First of all, I want to stress that the treatment of childhood cancer is an extraordinary success story thanks to the collaboration of researchers and paediatric oncologists worldwide. While 50 years ago less than half of all children with acute lymphoblastic leukaemia survived, the figure is now over 90 per cent. Nevertheless, there are still types of cancer that are very difficult to treat, such as certain brain tumours as well as soft tissue and bone tumours. In order for more children to be cured and suffer from fewer late effects, intensive research must continue. However, due to the small number of patients, progress in childhood cancer medicine is only possible in an international network and with the support of donors, as government funding is far from sufficient. Even though targeted therapies can result in a cure where conventional methods fail, childhood cancer can often only be cured with the interaction of the various therapies. Therefore, all available treatments are still needed: these then have to be adapted to the disease and the affected child.

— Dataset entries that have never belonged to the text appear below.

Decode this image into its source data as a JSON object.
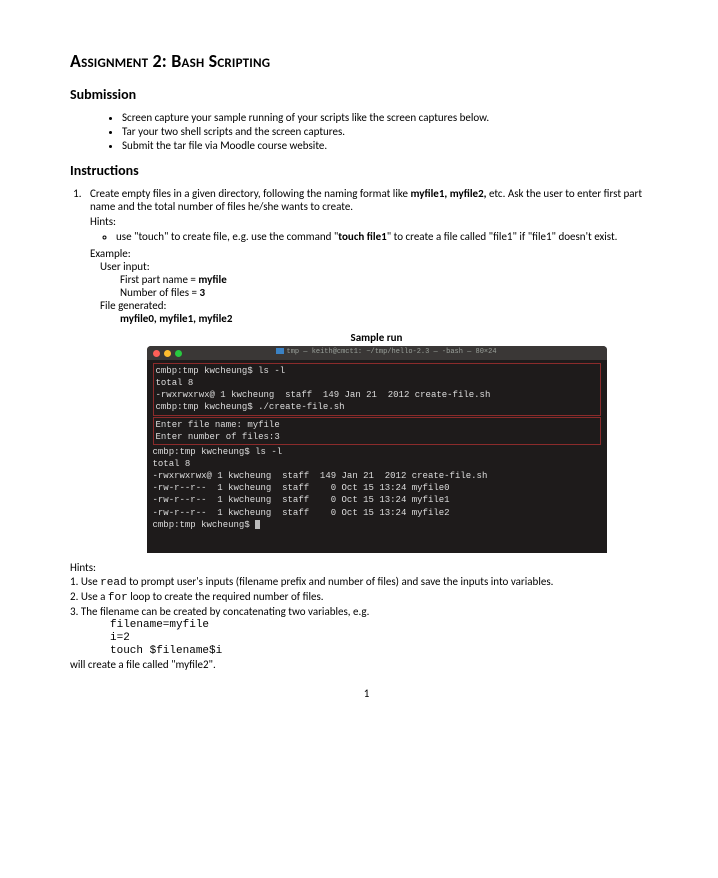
{
  "title": "Assignment 2: Bash Scripting",
  "sections": {
    "submission": {
      "heading": "Submission",
      "items": [
        "Screen capture your sample running of your scripts like the screen captures below.",
        "Tar your two shell scripts and the screen captures.",
        "Submit the tar file via Moodle course website."
      ]
    },
    "instructions": {
      "heading": "Instructions",
      "item1": {
        "text_pre": "Create empty files in a given directory, following the naming format like ",
        "bold1": "myfile1, myfile2,",
        "text_mid": " etc. Ask the user to enter first part name and the total number of files he/she wants to create.",
        "hints_label": "Hints:",
        "hint_pre": "use \"touch\" to create file, e.g. use the command \"",
        "hint_bold": "touch file1",
        "hint_post": "\" to create a file called \"file1\" if \"file1\" doesn't exist."
      },
      "example": {
        "label": "Example:",
        "user_input_label": "User input:",
        "first_part": "First part name = ",
        "first_part_val": "myfile",
        "num_files": "Number of files = ",
        "num_files_val": "3",
        "file_gen_label": "File generated:",
        "file_gen_val": "myfile0, myfile1, myfile2"
      },
      "sample_run_label": "Sample run"
    }
  },
  "terminal": {
    "bar_title": "tmp — keith@cmct1: ~/tmp/hello-2.3 — -bash — 80×24",
    "block1": [
      "cmbp:tmp kwcheung$ ls -l",
      "total 8",
      "-rwxrwxrwx@ 1 kwcheung  staff  149 Jan 21  2012 create-file.sh",
      "cmbp:tmp kwcheung$ ./create-file.sh"
    ],
    "block2": [
      "Enter file name: myfile",
      "Enter number of files:3"
    ],
    "rest": [
      "cmbp:tmp kwcheung$ ls -l",
      "total 8",
      "-rwxrwxrwx@ 1 kwcheung  staff  149 Jan 21  2012 create-file.sh",
      "-rw-r--r--  1 kwcheung  staff    0 Oct 15 13:24 myfile0",
      "-rw-r--r--  1 kwcheung  staff    0 Oct 15 13:24 myfile1",
      "-rw-r--r--  1 kwcheung  staff    0 Oct 15 13:24 myfile2",
      "cmbp:tmp kwcheung$ "
    ]
  },
  "hints2": {
    "label": "Hints:",
    "l1_pre": "1. Use ",
    "l1_code": "read",
    "l1_post": " to prompt user's inputs (filename prefix and number of files) and save the inputs into variables.",
    "l2_pre": "2. Use a ",
    "l2_code": "for",
    "l2_post": " loop to create the required number of files.",
    "l3": "3. The filename can be created by concatenating two variables, e.g.",
    "code1": "filename=myfile",
    "code2": "i=2",
    "code3": "touch $filename$i",
    "l4": "will create a file called \"myfile2\"."
  },
  "page_number": "1"
}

Personalised medicine is expensive. And that means extremely high costs for the Swiss health system. Who then decides which children will be given these new drugs and which won’t?

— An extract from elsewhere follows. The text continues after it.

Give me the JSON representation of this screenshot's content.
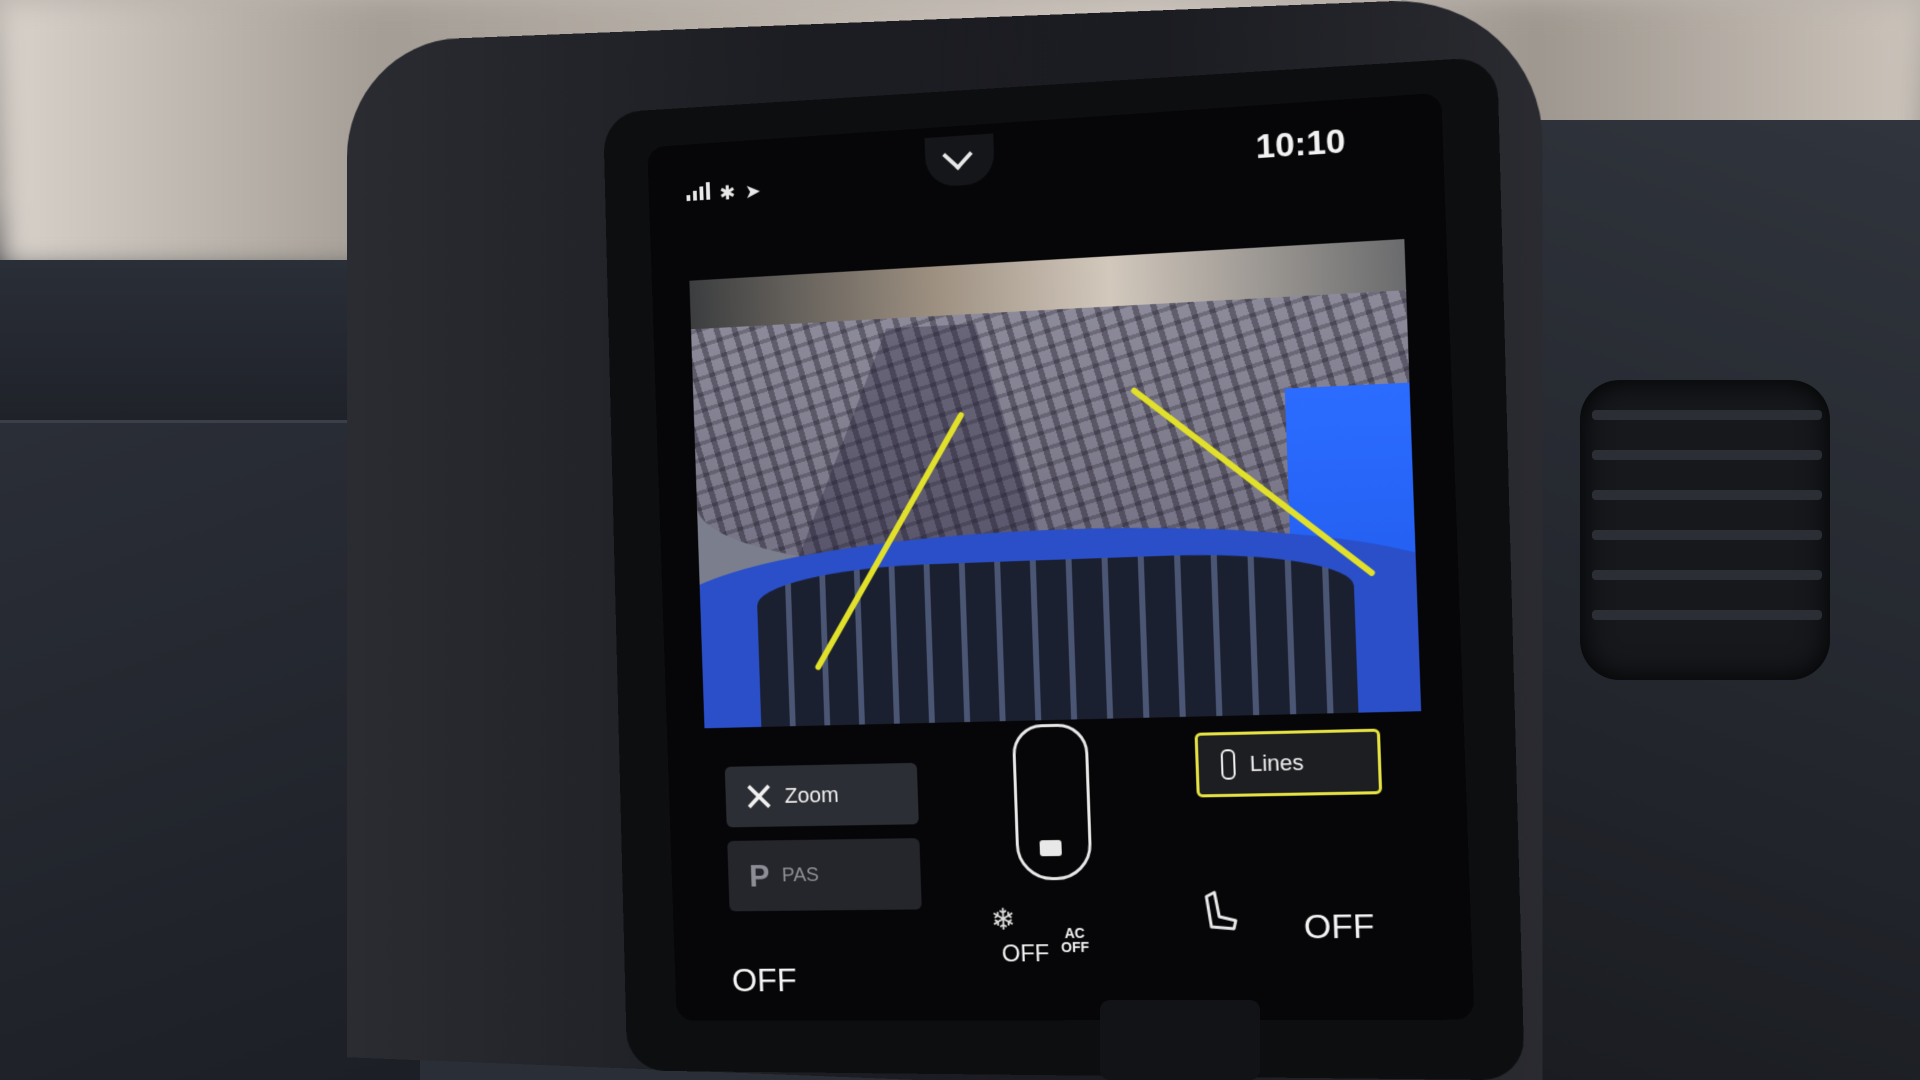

The costs may seem great for just one child, but they can lead to great things. A child who has been cured with more gentle treatment grows up to be an important member of our society and can give back a productive contribution to the community throughout the rest of their life. And that is why, in my opinion, we should under no circumstances ration the medical treatment of children for financial reasons. On the contrary, our goal must be to ensure that all children with cancer have access to the best possible therapy. According to the National Health Report, in 2020 only around 12 per cent of health care costs in Switzerland were attributable to children, adolescents and young adults aged 0 to 25. The monthly per capita costs in this age group were less than half of the average per capita costs of the total population. In addition, only a few children are affected by cancer each year. So we are talking about very different case numbers than for adults. By ensuring that children and adolescents with cancer receive the best possible care, we are in fact investing in the future of our society.